The Bloemaert Effect

Dutch painting from the Golden Age is much more than the typically renowned works by Rembrandt, Frans Hals and Johannes Vermeer, and more than the genre pieces by Jan Steen. From 12 November 2011 through 5 February 2012 the Centraal Museum presents the first retrospective of a celebrity from the Golden Age: Abraham Bloemaert (1566-1651). Experts know who he is: the man who has painted big and impressive altar pieces but also charming and small size Madonna paintings. He is the painter of intimite, mythological paintings. A virtuoso, an inspirational landscape artist. A Mannerist, a Caravaggist, but also a Classicist and most of all an utter master.

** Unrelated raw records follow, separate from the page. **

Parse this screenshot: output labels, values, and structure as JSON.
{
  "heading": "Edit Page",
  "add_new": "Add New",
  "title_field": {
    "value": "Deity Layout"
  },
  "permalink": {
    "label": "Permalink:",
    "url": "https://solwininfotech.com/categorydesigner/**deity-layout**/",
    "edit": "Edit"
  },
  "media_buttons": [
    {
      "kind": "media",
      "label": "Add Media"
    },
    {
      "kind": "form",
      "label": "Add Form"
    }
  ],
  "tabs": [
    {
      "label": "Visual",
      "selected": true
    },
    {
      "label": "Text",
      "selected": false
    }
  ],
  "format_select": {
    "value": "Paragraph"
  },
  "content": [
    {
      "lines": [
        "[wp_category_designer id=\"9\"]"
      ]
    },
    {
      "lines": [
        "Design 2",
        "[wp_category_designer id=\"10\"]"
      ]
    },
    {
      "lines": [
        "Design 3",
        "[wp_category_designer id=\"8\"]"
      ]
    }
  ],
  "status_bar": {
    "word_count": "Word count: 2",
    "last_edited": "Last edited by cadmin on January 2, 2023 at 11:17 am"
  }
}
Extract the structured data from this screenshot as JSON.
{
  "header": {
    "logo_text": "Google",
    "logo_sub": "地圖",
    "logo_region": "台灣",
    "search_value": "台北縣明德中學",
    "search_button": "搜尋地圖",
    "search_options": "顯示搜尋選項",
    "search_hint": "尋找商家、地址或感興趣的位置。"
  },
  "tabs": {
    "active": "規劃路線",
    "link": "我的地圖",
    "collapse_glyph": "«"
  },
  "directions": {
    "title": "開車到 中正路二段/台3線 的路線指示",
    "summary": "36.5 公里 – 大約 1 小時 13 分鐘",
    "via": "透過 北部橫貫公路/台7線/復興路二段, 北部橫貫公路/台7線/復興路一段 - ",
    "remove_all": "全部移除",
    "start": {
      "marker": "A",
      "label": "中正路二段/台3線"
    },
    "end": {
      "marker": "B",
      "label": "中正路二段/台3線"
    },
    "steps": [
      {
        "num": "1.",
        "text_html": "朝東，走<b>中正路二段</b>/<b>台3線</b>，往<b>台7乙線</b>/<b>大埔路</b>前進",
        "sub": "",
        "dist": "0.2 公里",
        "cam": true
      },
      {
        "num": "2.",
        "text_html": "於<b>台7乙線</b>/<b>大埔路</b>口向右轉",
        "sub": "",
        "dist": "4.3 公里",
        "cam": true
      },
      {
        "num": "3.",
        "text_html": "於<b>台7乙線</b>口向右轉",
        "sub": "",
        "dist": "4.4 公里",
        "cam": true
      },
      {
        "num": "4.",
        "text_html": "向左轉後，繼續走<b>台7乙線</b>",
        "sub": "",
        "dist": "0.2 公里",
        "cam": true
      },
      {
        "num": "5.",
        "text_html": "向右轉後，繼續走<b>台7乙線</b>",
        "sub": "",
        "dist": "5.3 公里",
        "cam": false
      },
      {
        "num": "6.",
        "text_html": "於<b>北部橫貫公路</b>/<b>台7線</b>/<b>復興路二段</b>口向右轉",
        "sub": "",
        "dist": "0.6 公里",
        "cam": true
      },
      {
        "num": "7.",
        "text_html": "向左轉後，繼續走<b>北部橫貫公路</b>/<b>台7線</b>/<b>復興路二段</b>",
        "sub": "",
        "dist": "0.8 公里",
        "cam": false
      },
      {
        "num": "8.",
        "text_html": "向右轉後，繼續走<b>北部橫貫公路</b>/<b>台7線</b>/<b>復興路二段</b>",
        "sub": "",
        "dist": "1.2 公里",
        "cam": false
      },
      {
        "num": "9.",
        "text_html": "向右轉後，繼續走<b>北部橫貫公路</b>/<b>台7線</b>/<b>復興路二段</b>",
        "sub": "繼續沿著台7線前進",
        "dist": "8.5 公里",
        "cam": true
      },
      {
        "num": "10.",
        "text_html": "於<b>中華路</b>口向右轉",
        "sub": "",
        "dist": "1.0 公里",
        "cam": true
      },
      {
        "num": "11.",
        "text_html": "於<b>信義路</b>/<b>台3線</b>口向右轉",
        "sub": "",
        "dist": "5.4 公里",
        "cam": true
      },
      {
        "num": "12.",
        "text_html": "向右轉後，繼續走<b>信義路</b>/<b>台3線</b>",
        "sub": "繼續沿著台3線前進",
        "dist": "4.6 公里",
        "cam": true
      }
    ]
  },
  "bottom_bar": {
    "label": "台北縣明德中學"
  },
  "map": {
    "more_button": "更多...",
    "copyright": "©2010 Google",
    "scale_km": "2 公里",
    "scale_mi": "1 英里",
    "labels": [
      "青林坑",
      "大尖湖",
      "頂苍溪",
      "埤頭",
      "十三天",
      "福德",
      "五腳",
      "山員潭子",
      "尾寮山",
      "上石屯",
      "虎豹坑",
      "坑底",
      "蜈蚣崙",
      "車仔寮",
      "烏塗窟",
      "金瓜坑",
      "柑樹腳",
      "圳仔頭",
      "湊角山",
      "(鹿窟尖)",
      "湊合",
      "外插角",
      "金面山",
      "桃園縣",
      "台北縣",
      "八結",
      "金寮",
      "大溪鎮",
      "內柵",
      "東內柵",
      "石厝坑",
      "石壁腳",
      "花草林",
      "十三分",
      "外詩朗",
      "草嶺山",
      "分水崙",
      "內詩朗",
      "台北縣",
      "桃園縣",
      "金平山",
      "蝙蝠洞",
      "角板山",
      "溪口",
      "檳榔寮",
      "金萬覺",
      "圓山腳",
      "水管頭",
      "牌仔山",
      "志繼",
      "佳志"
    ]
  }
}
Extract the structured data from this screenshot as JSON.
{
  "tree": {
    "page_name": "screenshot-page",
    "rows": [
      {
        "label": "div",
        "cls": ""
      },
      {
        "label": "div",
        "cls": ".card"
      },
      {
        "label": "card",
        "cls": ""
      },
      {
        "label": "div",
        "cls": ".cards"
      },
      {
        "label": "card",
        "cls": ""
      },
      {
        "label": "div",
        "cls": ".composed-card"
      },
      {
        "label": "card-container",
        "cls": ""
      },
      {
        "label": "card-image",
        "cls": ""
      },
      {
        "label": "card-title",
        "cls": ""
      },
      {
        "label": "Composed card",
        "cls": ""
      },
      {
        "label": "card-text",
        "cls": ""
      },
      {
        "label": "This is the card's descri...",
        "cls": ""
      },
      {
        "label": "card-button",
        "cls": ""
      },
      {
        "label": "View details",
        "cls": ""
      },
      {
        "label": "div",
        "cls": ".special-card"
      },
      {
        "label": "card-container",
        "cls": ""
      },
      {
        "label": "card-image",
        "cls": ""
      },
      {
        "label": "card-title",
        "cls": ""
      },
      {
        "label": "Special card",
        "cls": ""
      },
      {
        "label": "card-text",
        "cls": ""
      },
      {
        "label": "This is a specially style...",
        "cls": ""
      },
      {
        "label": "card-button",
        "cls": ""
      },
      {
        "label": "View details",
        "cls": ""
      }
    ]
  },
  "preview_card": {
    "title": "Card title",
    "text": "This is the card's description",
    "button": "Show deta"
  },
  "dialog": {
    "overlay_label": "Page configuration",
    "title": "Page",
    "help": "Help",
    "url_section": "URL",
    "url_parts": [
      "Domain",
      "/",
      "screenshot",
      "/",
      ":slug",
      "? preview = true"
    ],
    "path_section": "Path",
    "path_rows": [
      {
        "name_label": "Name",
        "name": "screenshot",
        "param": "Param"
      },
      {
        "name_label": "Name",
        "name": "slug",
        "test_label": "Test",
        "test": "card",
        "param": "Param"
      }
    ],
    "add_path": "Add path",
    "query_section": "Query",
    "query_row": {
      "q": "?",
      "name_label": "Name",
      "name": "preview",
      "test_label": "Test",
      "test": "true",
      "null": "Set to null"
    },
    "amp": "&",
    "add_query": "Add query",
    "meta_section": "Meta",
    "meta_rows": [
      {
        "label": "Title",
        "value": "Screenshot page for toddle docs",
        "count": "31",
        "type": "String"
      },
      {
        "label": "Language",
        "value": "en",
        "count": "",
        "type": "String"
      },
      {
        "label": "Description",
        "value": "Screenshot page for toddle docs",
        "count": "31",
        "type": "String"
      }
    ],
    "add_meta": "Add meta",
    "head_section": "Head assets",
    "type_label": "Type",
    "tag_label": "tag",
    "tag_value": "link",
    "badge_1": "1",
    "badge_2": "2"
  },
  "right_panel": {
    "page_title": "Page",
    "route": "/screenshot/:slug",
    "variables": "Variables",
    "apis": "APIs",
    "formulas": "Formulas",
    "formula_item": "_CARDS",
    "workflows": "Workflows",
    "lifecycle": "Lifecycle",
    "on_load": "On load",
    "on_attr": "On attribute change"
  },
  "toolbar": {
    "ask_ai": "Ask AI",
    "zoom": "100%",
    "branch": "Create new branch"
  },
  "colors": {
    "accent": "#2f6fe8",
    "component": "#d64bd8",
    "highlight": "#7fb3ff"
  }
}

With this exhibition, the Centraal Museum not only wants to show the greatness and the versatility of this artist but also to permanently add his name to the canon of Dutch art history. Bloemaert’s most beautiful works – paintings, drawings and prints – are brought together from collections owned by museums, private individuals and churches all over the world. Only this way justice is done to Bloemaert’s versatility, both as far as subject, format and style are concerned. Knowing what we should know about the Golden Age.

Abraham Bloemaert

Abraham Bloemaert (1566-1651) has painted both important mythological and religious works. He has also painted genre pieces. His painted oeuvre comprises more than 200 works of which fourteen are in the possession of the Centraal Museum. The number of drawings is estimated at circa 1500 and there are more than 600 engravings. Bloemaert has been of great importance to Dutch art history. This ‘Father of the Utrecht school of painting’ trained and educated a great many Utrecht painters, including the Caravaggists Hendrick ter Brugghen and Gerard van Honthorst and the Italianists Jan Both, Cornelis van Poelenburgh and Jan Baptist Weenix. Not only the number of students, but also the many paintings and drawings, published as prints, have contributed to Bloemaert’s widely spread influence on the art of painting and drawing.

The exhibition includes an additional fee of € 3,-

Tip! Tickets also include admission to the Museum Catharijneconvent to see its new acquisition: Bloemaert's The Four Church Fathers from 1632. For more information:

The exhibition will be on show in Staatliches Museum in Schwerin, Germany, collaborator of this exhibition and its catalogue from 24 February till 28 May 2012.